In 2022, the nationwide land transfer fees decreased significantly by 30%. This year, the land market continued to cool down, and the land transfer revenue in the first three quarters decreased by another 20% compared to the low base of the previous year. In some places, the decline even exceeded 40%. The consequences of unsold houses have finally affected local governments, causing pain for some local governments that heavily rely on land finances.

In this context, many local governments have to make a choice: whether to maintain housing prices or prioritize land revenue. Different local governments are showing divergence in their approaches.

Some local governments choose to continue to maintain housing prices. At the end of November, a real estate project in Chengdu reduced prices by 40%, which was characterized by the local management committee as “suspected of disrupting the normal order of the real estate market” and its record was temporarily suspended. However, more local governments have started to relax regulations on price reductions. In August of this year, a real estate project in Zhuhai conducted a half-price promotion, and the local Housing and Construction Bureau stated that “the price reduction approach taken by the project is a reasonable market behavior” and allowed the price reduction.

Suzhou’s lifting of price restrictions on developers sends an important signal to the national real estate market. With its GDP ranking 6th in the country, even Suzhou, with its economic strength, has started to prioritize land revenue over housing prices. This indicates that many other local governments are likely to face the same choice, and it is expected that more local governments will lean towards prioritizing land revenue.

As more and more local governments begin to lift restrictions on price reductions for new homes, it will have a significant impact on the national real estate market. The current domestic real estate market is largely in a stalemate because prices have not fallen sufficiently, resulting in a rapid decline in transaction volume. The reason prices have not fallen sufficiently is directly related to the restrictions on price reductions for new homes.

In the new home market, the pricing of new homes is highly influenced by administrative power, deviating significantly from the true market price. Even the seemingly market-based pricing of second-hand homes is inevitably affected by the pricing of new homes because if new home prices do not decrease, it largely supports the pricing of second-hand homes. The limited decrease in second-hand home prices in many cities is mainly because many sellers of second-hand homes currently do not have financial pressure and are unwilling to significantly reduce prices proactively.

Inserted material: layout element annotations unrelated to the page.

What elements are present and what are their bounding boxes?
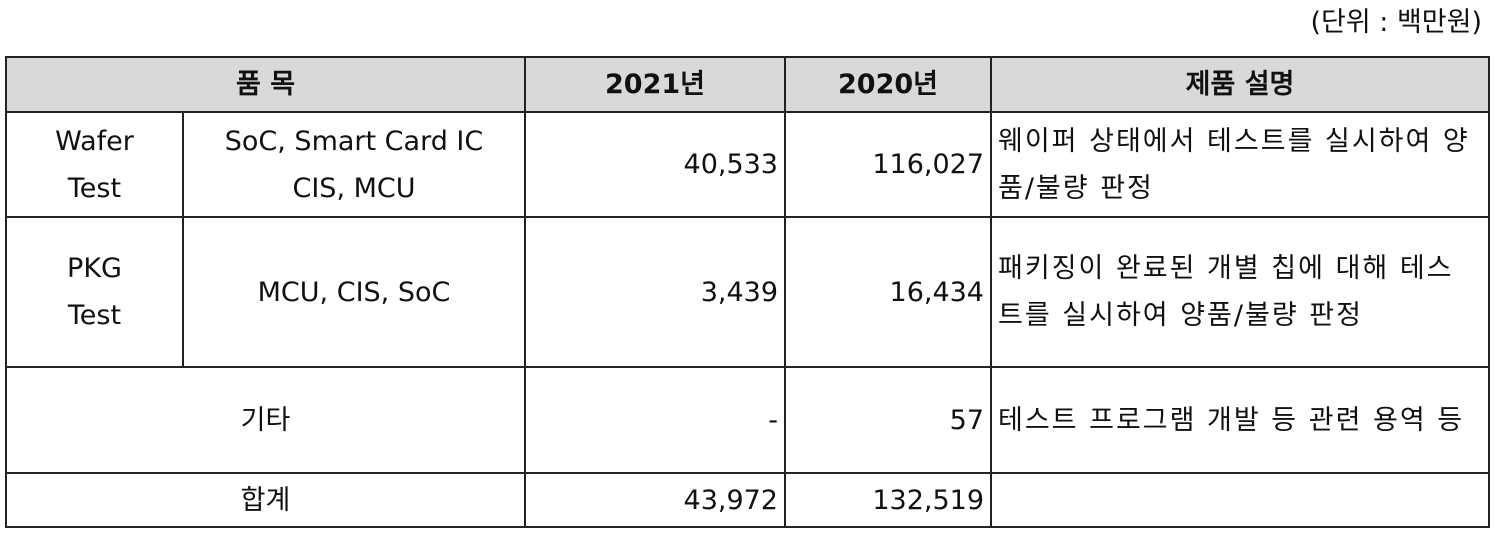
text: Test	[67, 300, 122, 331]
items-cell: SoC, Smart Card IC CIS, MCU	[182, 111, 526, 218]
header-row: 품 목 2021년 2020년 제품 설명	[5, 56, 1490, 113]
text: CIS, MCU	[292, 172, 416, 204]
value-cell: -	[524, 366, 786, 474]
text: PKG	[67, 253, 122, 284]
product-table: 품 목 2021년 2020년 제품 설명 Wafer Test SoC, Sma…	[5, 56, 1490, 528]
header-cell: 제품 설명	[990, 56, 1490, 113]
value-cell: 116,027	[784, 111, 992, 218]
text: SoC, Smart Card IC	[224, 125, 484, 157]
group-cell: PKG Test	[5, 216, 184, 368]
row: PKG Test MCU, CIS, SoC 3,439 16,434 패키징이 …	[5, 216, 1490, 368]
label-cell: 기타	[5, 366, 526, 474]
text: Test	[67, 172, 122, 204]
header-cell: 2020년	[784, 56, 992, 113]
value-cell: 57	[784, 366, 992, 474]
row: 기타 - 57 테스트 프로그램 개발 등 관련 용역 등	[5, 366, 1490, 474]
value-cell: 40,533	[524, 111, 786, 218]
header-cell: 품 목	[5, 56, 526, 113]
description-cell: 테스트 프로그램 개발 등 관련 용역 등	[990, 366, 1490, 474]
group-cell: Wafer Test	[5, 111, 184, 218]
value-cell: 132,519	[784, 472, 992, 528]
unit-note: (단위 : 백만원)	[1310, 7, 1482, 38]
description-cell: 웨이퍼 상태에서 테스트를 실시하여 양품/불량 판정	[990, 111, 1490, 218]
label-cell: 합계	[5, 472, 526, 528]
value-cell: 16,434	[784, 216, 992, 368]
total-row: 합계 43,972 132,519	[5, 472, 1490, 528]
header-cell: 2021년	[524, 56, 786, 113]
empty-cell	[990, 472, 1490, 528]
value-cell: 43,972	[524, 472, 786, 528]
description-cell: 패키징이 완료된 개별 칩에 대해 테스트를 실시하여 양품/불량 판정	[990, 216, 1490, 368]
text: MCU, CIS, SoC	[257, 276, 451, 308]
text: Wafer	[55, 125, 134, 157]
value-cell: 3,439	[524, 216, 786, 368]
row: Wafer Test SoC, Smart Card IC CIS, MCU 40,…	[5, 111, 1490, 218]
items-cell: MCU, CIS, SoC	[182, 216, 526, 368]
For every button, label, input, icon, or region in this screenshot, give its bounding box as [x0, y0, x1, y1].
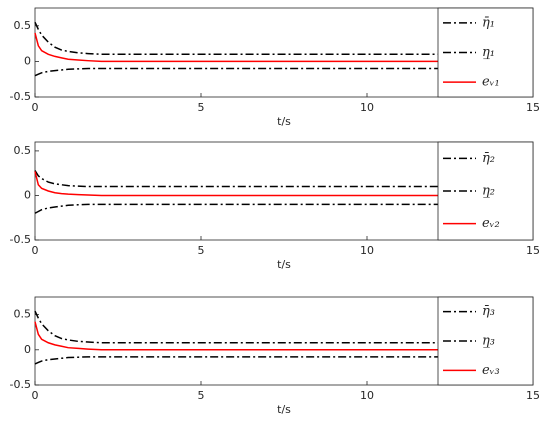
x-axis-label: t/s [277, 403, 291, 416]
x-tick-label: 10 [360, 389, 374, 402]
line-series [34, 171, 533, 197]
y-tick-label: 0.5 [14, 144, 32, 157]
line-series [34, 321, 533, 351]
y-tick-label: 0 [24, 188, 31, 201]
line-series [34, 310, 533, 344]
x-axis-label: t/s [277, 115, 291, 128]
x-tick-label: 5 [198, 101, 205, 114]
x-tick-label: 0 [32, 389, 39, 402]
x-tick-label: 0 [32, 244, 39, 257]
y-tick-label: 0 [24, 54, 31, 67]
legend-label: η̲₁ [482, 45, 495, 60]
x-tick-label: 15 [526, 244, 540, 257]
x-tick-label: 5 [198, 244, 205, 257]
legend-label: η̄₃ [482, 304, 495, 319]
line-series [34, 32, 533, 63]
line-series [34, 356, 533, 365]
x-axis-label: t/s [277, 258, 291, 271]
y-tick-label: 0 [24, 343, 31, 356]
x-tick-label: 15 [526, 101, 540, 114]
legend-label: eᵥ₃ [482, 363, 500, 378]
y-tick-label: -0.5 [10, 90, 31, 103]
line-series [34, 170, 533, 188]
legend-label: η̄₁ [482, 15, 495, 30]
legend-label: eᵥ₂ [482, 216, 500, 231]
y-tick-label: 0.5 [14, 308, 32, 321]
y-tick-label: -0.5 [10, 378, 31, 391]
legend-label: η̄₂ [482, 151, 495, 166]
y-tick-label: 0.5 [14, 19, 32, 32]
x-tick-label: 10 [360, 101, 374, 114]
line-series [34, 21, 533, 56]
legend-label: η̲₂ [482, 184, 495, 199]
y-tick-label: -0.5 [10, 233, 31, 246]
legend-label: η̲₃ [482, 334, 495, 349]
x-tick-label: 0 [32, 101, 39, 114]
legend-label: eᵥ₁ [482, 75, 500, 90]
legend-box [437, 7, 534, 98]
line-series [34, 203, 533, 214]
x-tick-label: 10 [360, 244, 374, 257]
x-tick-label: 5 [198, 389, 205, 402]
x-tick-label: 15 [526, 389, 540, 402]
line-series [34, 67, 533, 77]
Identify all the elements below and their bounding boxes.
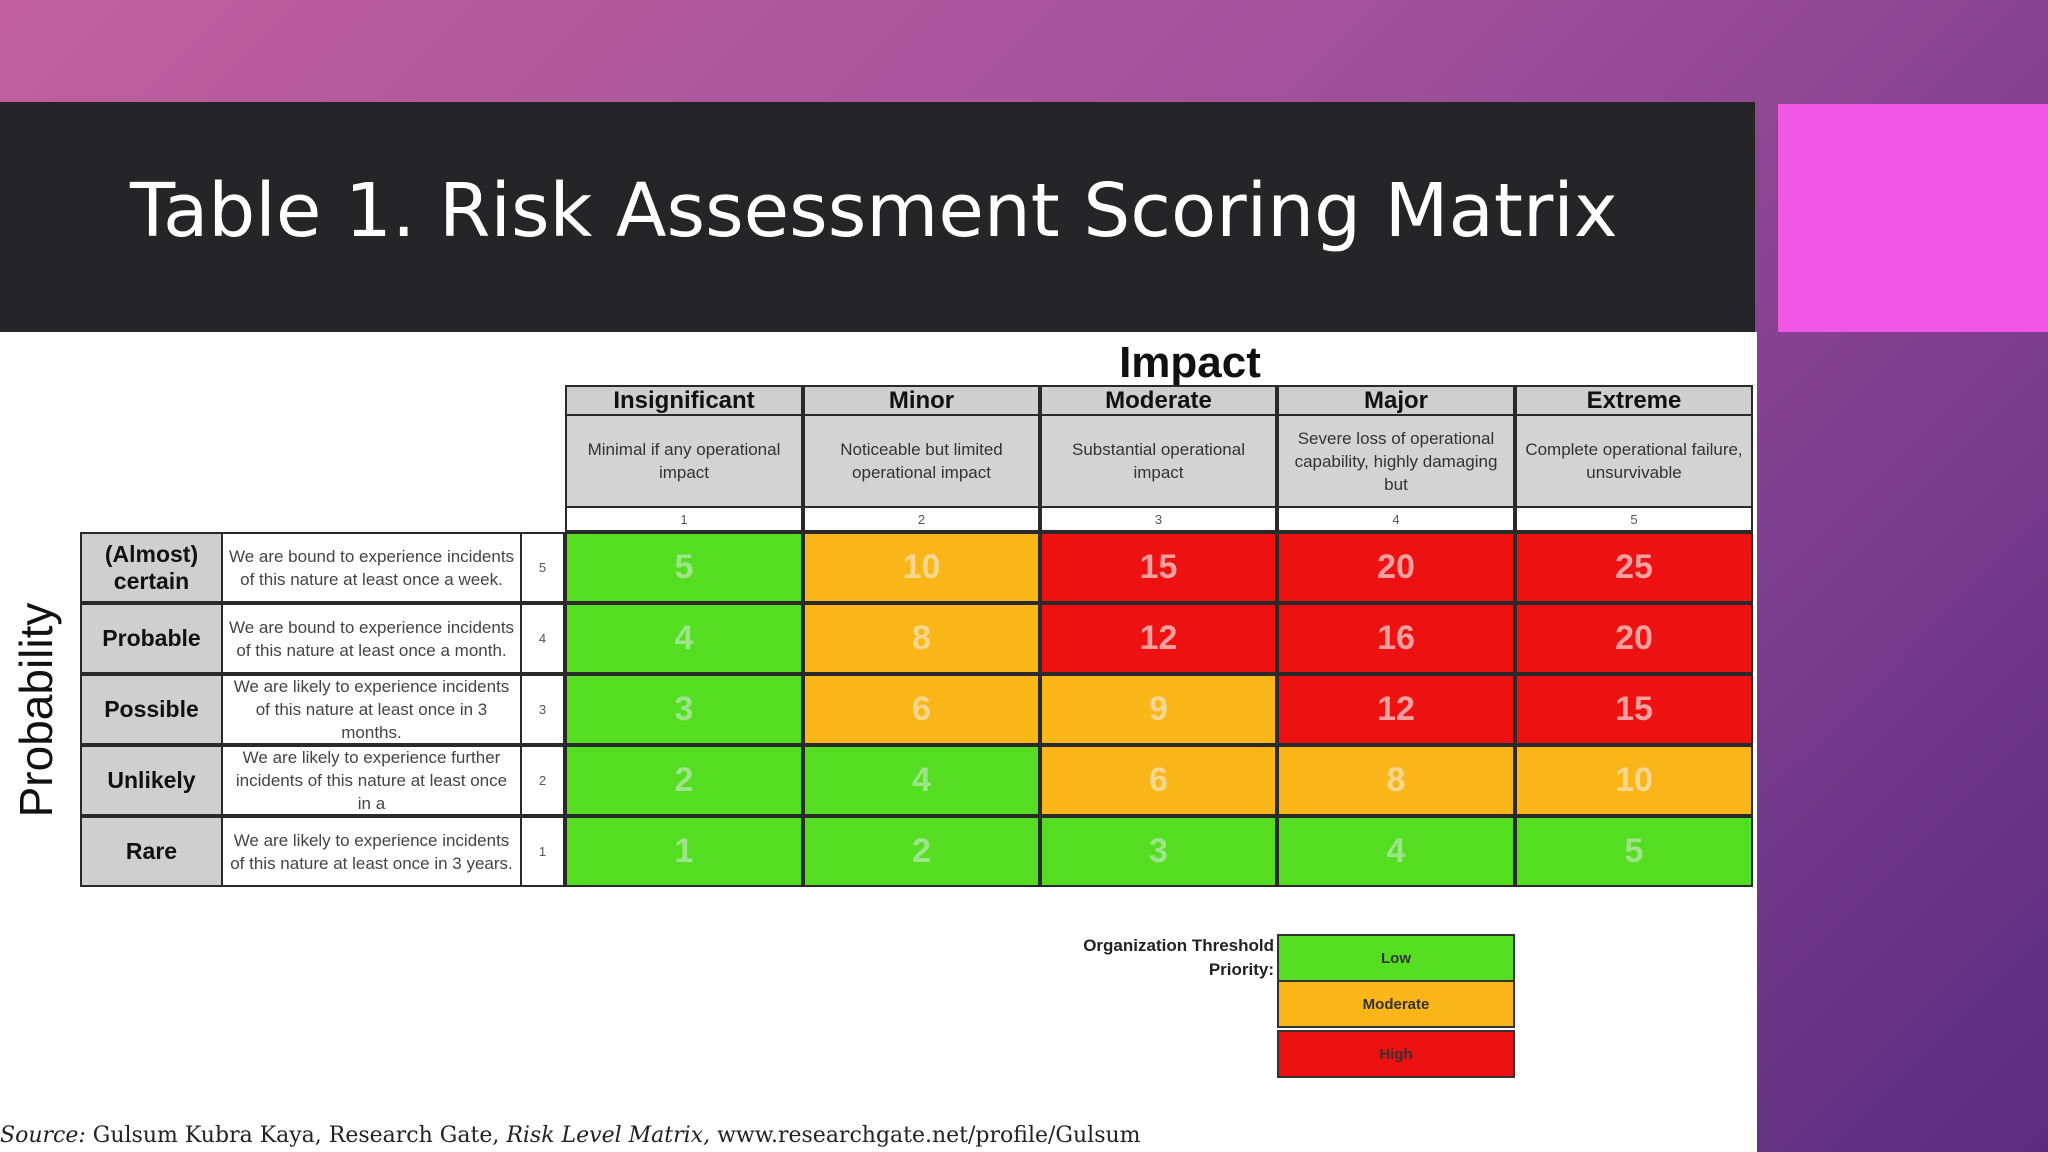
legend-item: High [1277, 1030, 1515, 1078]
probability-row-score: 5 [520, 532, 565, 603]
title-bar [0, 102, 1755, 332]
impact-column-score: 4 [1277, 506, 1515, 532]
probability-row-score: 1 [520, 816, 565, 887]
probability-row-score: 2 [520, 745, 565, 816]
risk-score-cell: 2 [803, 816, 1040, 887]
probability-row-header: Rare [80, 816, 223, 887]
probability-row-description: We are bound to experience incidents of … [221, 603, 522, 674]
impact-column-score: 1 [565, 506, 803, 532]
risk-score-cell: 15 [1515, 674, 1753, 745]
impact-column-description: Complete operational failure, unsurvivab… [1515, 414, 1753, 508]
accent-box [1778, 104, 2048, 332]
impact-column-header: Moderate [1040, 385, 1277, 416]
risk-score-cell: 6 [1040, 745, 1277, 816]
probability-row-description: We are bound to experience incidents of … [221, 532, 522, 603]
probability-row-description: We are likely to experience incidents of… [221, 816, 522, 887]
risk-score-cell: 15 [1040, 532, 1277, 603]
probability-row-description: We are likely to experience incidents of… [221, 674, 522, 745]
source-work: Risk Level Matrix, [506, 1123, 711, 1148]
risk-score-cell: 3 [565, 674, 803, 745]
probability-row-header: Unlikely [80, 745, 223, 816]
probability-row-description: We are likely to experience further inci… [221, 745, 522, 816]
risk-score-cell: 4 [565, 603, 803, 674]
probability-row-header: (Almost) certain [80, 532, 223, 603]
probability-row-header: Probable [80, 603, 223, 674]
source-author: Gulsum Kubra Kaya, Research Gate, [92, 1123, 500, 1148]
risk-score-cell: 10 [1515, 745, 1753, 816]
impact-column-header: Insignificant [565, 385, 803, 416]
impact-column-description: Noticeable but limited operational impac… [803, 414, 1040, 508]
slide-title: Table 1. Risk Assessment Scoring Matrix [130, 168, 1618, 254]
legend-item: Low [1277, 934, 1515, 982]
source-url: www.researchgate.net/profile/Gulsum [717, 1123, 1141, 1148]
risk-score-cell: 20 [1277, 532, 1515, 603]
impact-column-score: 3 [1040, 506, 1277, 532]
probability-heading: Probability [10, 602, 62, 818]
risk-score-cell: 10 [803, 532, 1040, 603]
probability-row-score: 4 [520, 603, 565, 674]
risk-score-cell: 4 [803, 745, 1040, 816]
impact-column-header: Minor [803, 385, 1040, 416]
risk-score-cell: 5 [1515, 816, 1753, 887]
probability-row-header: Possible [80, 674, 223, 745]
impact-column-header: Major [1277, 385, 1515, 416]
risk-score-cell: 4 [1277, 816, 1515, 887]
risk-score-cell: 8 [1277, 745, 1515, 816]
risk-score-cell: 16 [1277, 603, 1515, 674]
risk-score-cell: 8 [803, 603, 1040, 674]
risk-score-cell: 3 [1040, 816, 1277, 887]
source-prefix: Source: [0, 1123, 86, 1148]
probability-row-score: 3 [520, 674, 565, 745]
impact-column-header: Extreme [1515, 385, 1753, 416]
impact-column-score: 2 [803, 506, 1040, 532]
source-citation: Source: Gulsum Kubra Kaya, Research Gate… [0, 1123, 1141, 1148]
impact-column-description: Minimal if any operational impact [565, 414, 803, 508]
risk-score-cell: 6 [803, 674, 1040, 745]
risk-score-cell: 12 [1277, 674, 1515, 745]
legend-label: Organization Threshold Priority: [1083, 936, 1274, 979]
risk-score-cell: 9 [1040, 674, 1277, 745]
impact-column-description: Severe loss of operational capability, h… [1277, 414, 1515, 508]
risk-score-cell: 2 [565, 745, 803, 816]
risk-score-cell: 20 [1515, 603, 1753, 674]
impact-heading: Impact [1119, 338, 1261, 387]
impact-column-score: 5 [1515, 506, 1753, 532]
risk-score-cell: 5 [565, 532, 803, 603]
risk-score-cell: 25 [1515, 532, 1753, 603]
risk-score-cell: 12 [1040, 603, 1277, 674]
risk-score-cell: 1 [565, 816, 803, 887]
impact-column-description: Substantial operational impact [1040, 414, 1277, 508]
legend-item: Moderate [1277, 980, 1515, 1028]
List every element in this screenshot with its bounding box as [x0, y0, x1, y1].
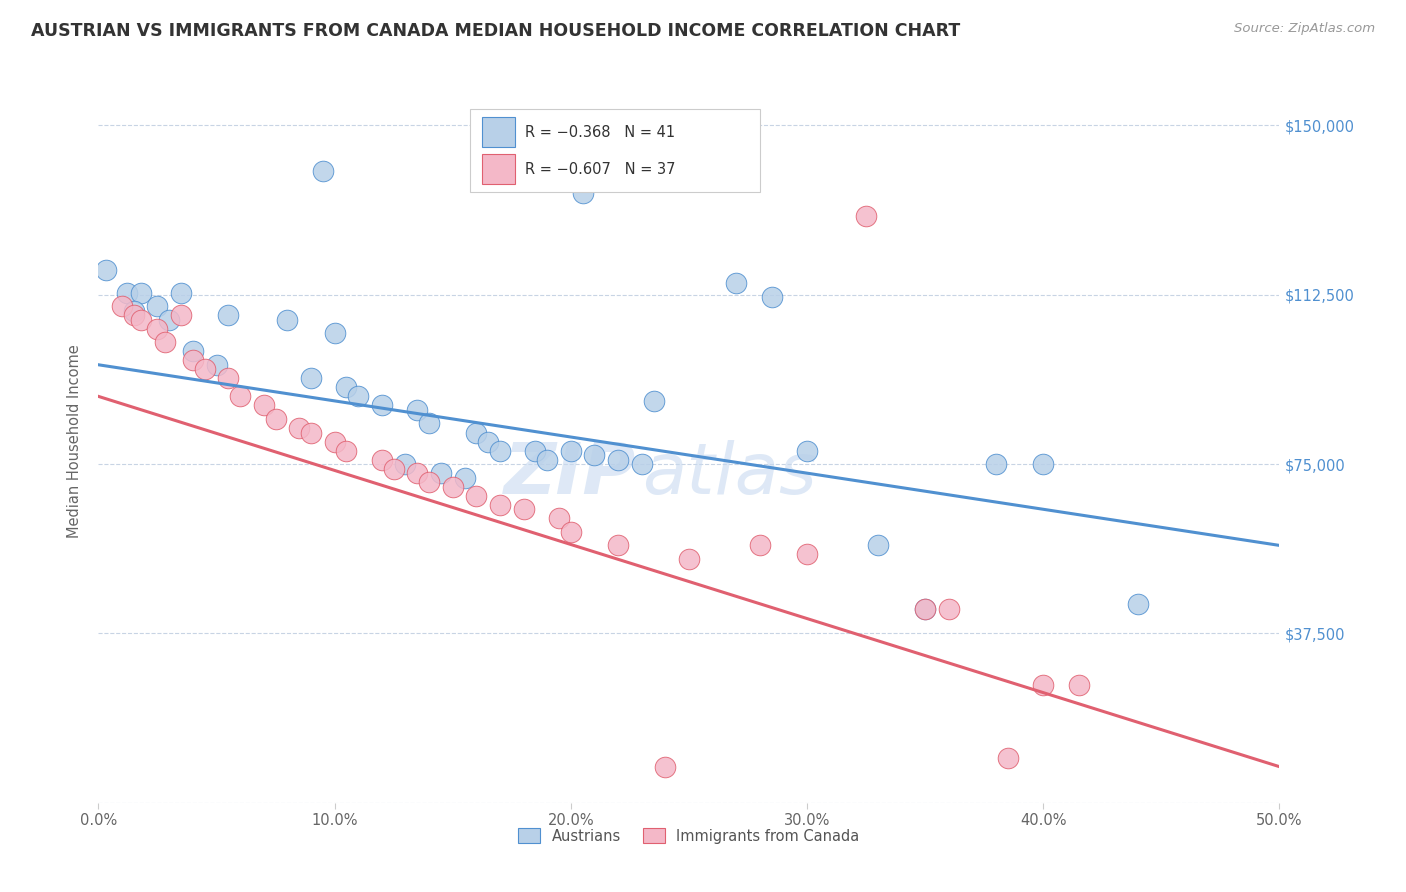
- Point: [217, 308, 239, 322]
- Point: [129, 285, 152, 300]
- Point: [630, 457, 652, 471]
- Point: [323, 326, 346, 340]
- Point: [157, 312, 180, 326]
- Point: [914, 601, 936, 615]
- Point: [406, 403, 429, 417]
- Point: [312, 163, 335, 178]
- Point: [146, 321, 169, 335]
- Point: [276, 312, 298, 326]
- Point: [796, 443, 818, 458]
- Point: [253, 398, 276, 412]
- Point: [997, 750, 1019, 764]
- Point: [1032, 457, 1054, 471]
- Point: [335, 380, 357, 394]
- Point: [418, 417, 440, 431]
- Point: [115, 285, 138, 300]
- Point: [607, 538, 630, 552]
- Point: [866, 538, 889, 552]
- Point: [205, 358, 228, 372]
- Point: [1067, 678, 1090, 692]
- Point: [418, 475, 440, 490]
- Point: [264, 412, 287, 426]
- Point: [153, 335, 176, 350]
- Text: Source: ZipAtlas.com: Source: ZipAtlas.com: [1234, 22, 1375, 36]
- Point: [217, 371, 239, 385]
- Point: [229, 389, 252, 403]
- Bar: [482, 118, 516, 147]
- Point: [548, 511, 571, 525]
- Point: [607, 452, 630, 467]
- Point: [347, 389, 370, 403]
- Point: [181, 344, 204, 359]
- Point: [465, 489, 488, 503]
- Bar: [482, 154, 516, 184]
- Point: [748, 538, 770, 552]
- Point: [725, 277, 748, 291]
- Point: [111, 299, 134, 313]
- Point: [406, 466, 429, 480]
- Point: [536, 452, 558, 467]
- Point: [512, 502, 534, 516]
- Point: [129, 312, 152, 326]
- Y-axis label: Median Household Income: Median Household Income: [67, 344, 83, 539]
- Legend: Austrians, Immigrants from Canada: Austrians, Immigrants from Canada: [512, 822, 866, 850]
- Point: [299, 425, 322, 440]
- Point: [122, 308, 145, 322]
- Point: [382, 461, 405, 475]
- Point: [430, 466, 453, 480]
- Point: [560, 524, 582, 539]
- Point: [914, 601, 936, 615]
- Point: [94, 263, 117, 277]
- Point: [122, 303, 145, 318]
- Point: [299, 371, 322, 385]
- Point: [465, 425, 488, 440]
- Point: [335, 443, 357, 458]
- Point: [371, 398, 394, 412]
- Point: [678, 552, 700, 566]
- Text: R = −0.368   N = 41: R = −0.368 N = 41: [524, 125, 675, 140]
- Point: [170, 308, 193, 322]
- Point: [796, 548, 818, 562]
- Point: [761, 290, 783, 304]
- Point: [194, 362, 217, 376]
- Text: atlas: atlas: [641, 440, 817, 508]
- Point: [146, 299, 169, 313]
- Point: [583, 448, 606, 462]
- Point: [323, 434, 346, 449]
- Point: [654, 760, 676, 774]
- Point: [855, 209, 877, 223]
- Point: [984, 457, 1007, 471]
- Point: [571, 186, 593, 201]
- Text: ZIP: ZIP: [503, 440, 636, 508]
- FancyBboxPatch shape: [471, 109, 759, 193]
- Point: [560, 443, 582, 458]
- Point: [643, 393, 665, 408]
- Text: R = −0.607   N = 37: R = −0.607 N = 37: [524, 161, 675, 177]
- Point: [477, 434, 499, 449]
- Point: [371, 452, 394, 467]
- Point: [181, 353, 204, 368]
- Point: [170, 285, 193, 300]
- Point: [489, 498, 512, 512]
- Point: [441, 480, 464, 494]
- Point: [453, 470, 475, 484]
- Point: [1126, 597, 1149, 611]
- Point: [1032, 678, 1054, 692]
- Point: [288, 421, 311, 435]
- Point: [489, 443, 512, 458]
- Point: [938, 601, 960, 615]
- Text: AUSTRIAN VS IMMIGRANTS FROM CANADA MEDIAN HOUSEHOLD INCOME CORRELATION CHART: AUSTRIAN VS IMMIGRANTS FROM CANADA MEDIA…: [31, 22, 960, 40]
- Point: [394, 457, 416, 471]
- Point: [524, 443, 547, 458]
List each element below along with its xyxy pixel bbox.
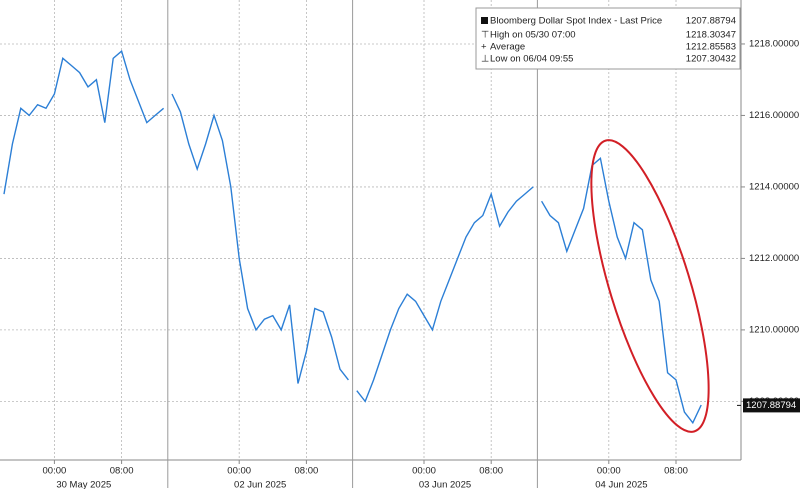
y-tick-label: 1216.00000	[749, 110, 799, 121]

However, once restrictions on price reductions for new homes are lifted, housing prices in the country will face a reprice shock. Many developers are under significant debt pressure, and they will increasingly choose to reduce prices significantly to recover funds. If they do not reduce prices significantly, many developers will face the risk of bankruptcy.

If new homes experience significant price reductions, it will eventually impact the second-hand home market as well. If second-hand home prices remain high, the limited number of buyers will flow into the new home market. Even sellers of second-hand homes who are not in dire need of money will have to reduce prices proactively under the pressure of price reductions in the new home market.